Le réflexe naturel du marketing est souvent de dire : comment peut-on être meilleur que nos concurrents sur tous les critères ? Nous les poussons alors dans une direction différente: peut-on diminuer le niveau de performance sur certains critères ? Peut-on même éliminer des éléments considérés comme incontournables ? Si on veut créer, il faut commencer par éliminer sinon on arrive rapidement à des innovations coûteuses qui ne concerneront que des niches de marché.


Une des illustrations les plus parlantes, c’est le cas de la Wii ?

Tout à fait. Prenons l’exemple de Nintendo et de la Wii : ils sont partis d’une problématique, qui était de savoir comment adresser des cibles nouvelles, jusqu’ici non utilisatrices des jeux vidéos. Pour les non clients, le jeu video est connoté négativement : les jeunes ados s’isolent, se coupent de la cellule familiale et restent assis  pendant des heures. Si on analyse l’offre Nintendo, on constate qu’elle est moins performante que ses concurrents sur des critères comme la puissance du processeur, la capacité du disque dur, le son, la connectivité. En revanche, ils ont parfaitement adressé les freins à l’entrée dans la catégorie : une grande partie du succès de la console Wii vient de l’idée simple qu’il est plus amusant de bouger et donc d’interagir avec son entourage que de rester assis. De plus l’impression de réalité est plus intense quand on se sert de son bras pour contrôler une raquette de tennis. Bref, l’expérience est plus riche. Il est intéressant de noter au passage que le contrôle par le mouvement, la seule innovation technologique de la Wii, n’a pas été développée par Nintendo mais provient  d’une PME Suisse. C’est une bonne illustration de ce qu’est une innovation de rupture : casser les codes, redéfinir les contours de la catégorie, modifier l’expérience du client, étendre les cibles.  

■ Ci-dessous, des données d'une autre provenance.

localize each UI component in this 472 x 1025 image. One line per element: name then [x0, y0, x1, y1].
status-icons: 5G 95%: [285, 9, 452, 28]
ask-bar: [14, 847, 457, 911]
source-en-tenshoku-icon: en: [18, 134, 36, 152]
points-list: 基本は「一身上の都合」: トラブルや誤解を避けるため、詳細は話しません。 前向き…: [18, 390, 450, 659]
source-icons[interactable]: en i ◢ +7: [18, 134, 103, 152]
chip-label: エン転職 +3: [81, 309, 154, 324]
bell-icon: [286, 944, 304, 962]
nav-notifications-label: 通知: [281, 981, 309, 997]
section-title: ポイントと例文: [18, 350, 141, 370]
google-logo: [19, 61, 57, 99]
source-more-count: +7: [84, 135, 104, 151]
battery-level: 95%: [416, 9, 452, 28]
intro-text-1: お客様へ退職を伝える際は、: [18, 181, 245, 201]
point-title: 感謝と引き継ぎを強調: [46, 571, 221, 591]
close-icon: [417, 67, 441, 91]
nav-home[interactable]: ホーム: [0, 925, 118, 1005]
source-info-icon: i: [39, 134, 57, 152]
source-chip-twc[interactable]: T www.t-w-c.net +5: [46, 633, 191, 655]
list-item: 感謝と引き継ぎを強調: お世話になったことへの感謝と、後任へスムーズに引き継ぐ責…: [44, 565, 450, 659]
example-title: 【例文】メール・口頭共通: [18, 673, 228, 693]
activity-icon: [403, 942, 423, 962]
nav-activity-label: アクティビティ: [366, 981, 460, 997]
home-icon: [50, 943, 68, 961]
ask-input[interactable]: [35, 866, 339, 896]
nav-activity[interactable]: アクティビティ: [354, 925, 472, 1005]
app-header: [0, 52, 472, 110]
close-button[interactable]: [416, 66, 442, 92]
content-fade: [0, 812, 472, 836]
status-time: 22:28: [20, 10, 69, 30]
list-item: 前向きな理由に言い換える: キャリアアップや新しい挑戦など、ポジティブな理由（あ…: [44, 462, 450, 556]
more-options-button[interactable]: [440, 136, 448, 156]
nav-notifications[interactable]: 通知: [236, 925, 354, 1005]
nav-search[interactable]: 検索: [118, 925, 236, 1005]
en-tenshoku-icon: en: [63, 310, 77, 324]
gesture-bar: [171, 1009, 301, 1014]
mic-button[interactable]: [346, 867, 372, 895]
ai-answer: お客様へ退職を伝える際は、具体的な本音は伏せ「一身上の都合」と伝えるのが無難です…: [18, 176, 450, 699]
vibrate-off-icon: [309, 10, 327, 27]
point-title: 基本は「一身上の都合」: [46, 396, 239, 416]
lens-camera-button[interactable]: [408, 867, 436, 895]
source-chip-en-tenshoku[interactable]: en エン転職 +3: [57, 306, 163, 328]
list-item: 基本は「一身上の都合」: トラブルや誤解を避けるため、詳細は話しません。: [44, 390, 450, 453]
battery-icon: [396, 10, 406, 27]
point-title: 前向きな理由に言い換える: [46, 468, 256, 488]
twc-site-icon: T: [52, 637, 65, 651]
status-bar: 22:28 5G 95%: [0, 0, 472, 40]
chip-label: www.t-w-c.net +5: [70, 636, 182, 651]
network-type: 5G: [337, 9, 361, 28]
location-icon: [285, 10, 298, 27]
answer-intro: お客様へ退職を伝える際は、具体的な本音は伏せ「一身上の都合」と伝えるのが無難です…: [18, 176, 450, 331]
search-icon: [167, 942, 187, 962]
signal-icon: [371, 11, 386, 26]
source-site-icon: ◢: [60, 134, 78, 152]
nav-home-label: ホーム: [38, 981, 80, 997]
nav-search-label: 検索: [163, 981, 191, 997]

Mais concrètement, comment obtient-on ces critères ?
Quelle est la place des études dans cette recherche ?


On partage les études disponibles, on écoute les clients mais aussi les non clients. On écoute des acteurs internes qui sont au contact des clients : les commerciaux, les équipes retail etc…

La difficulté n’est pas tant de mettre à plat une liste des éléments clés. Ce qui est souvent le plus délicat, c’est de converger sur une liste réduite de critères qui fait consensus : Comment être sûr de développer des offres divergentes si on n’arrive pas à fixer le cadre de l’existant ?


Justement, quelles sont les grandes étapes de ce processus ?

On démarre par des phases d’exploration dans lesquelles on va ingérer l’ensemble des données importantes du marché.

On demande ensuite aux gens de l’équipe projet de faire eux-mêmes une exploration de marché : on les envoie faire des entretiens auprès de clients, de non-clients, de prescripteurs, d’experts.  On cherche à immerger l’équipe dans la problématique, pour les préparer au mieux à la phase de génération d’idées.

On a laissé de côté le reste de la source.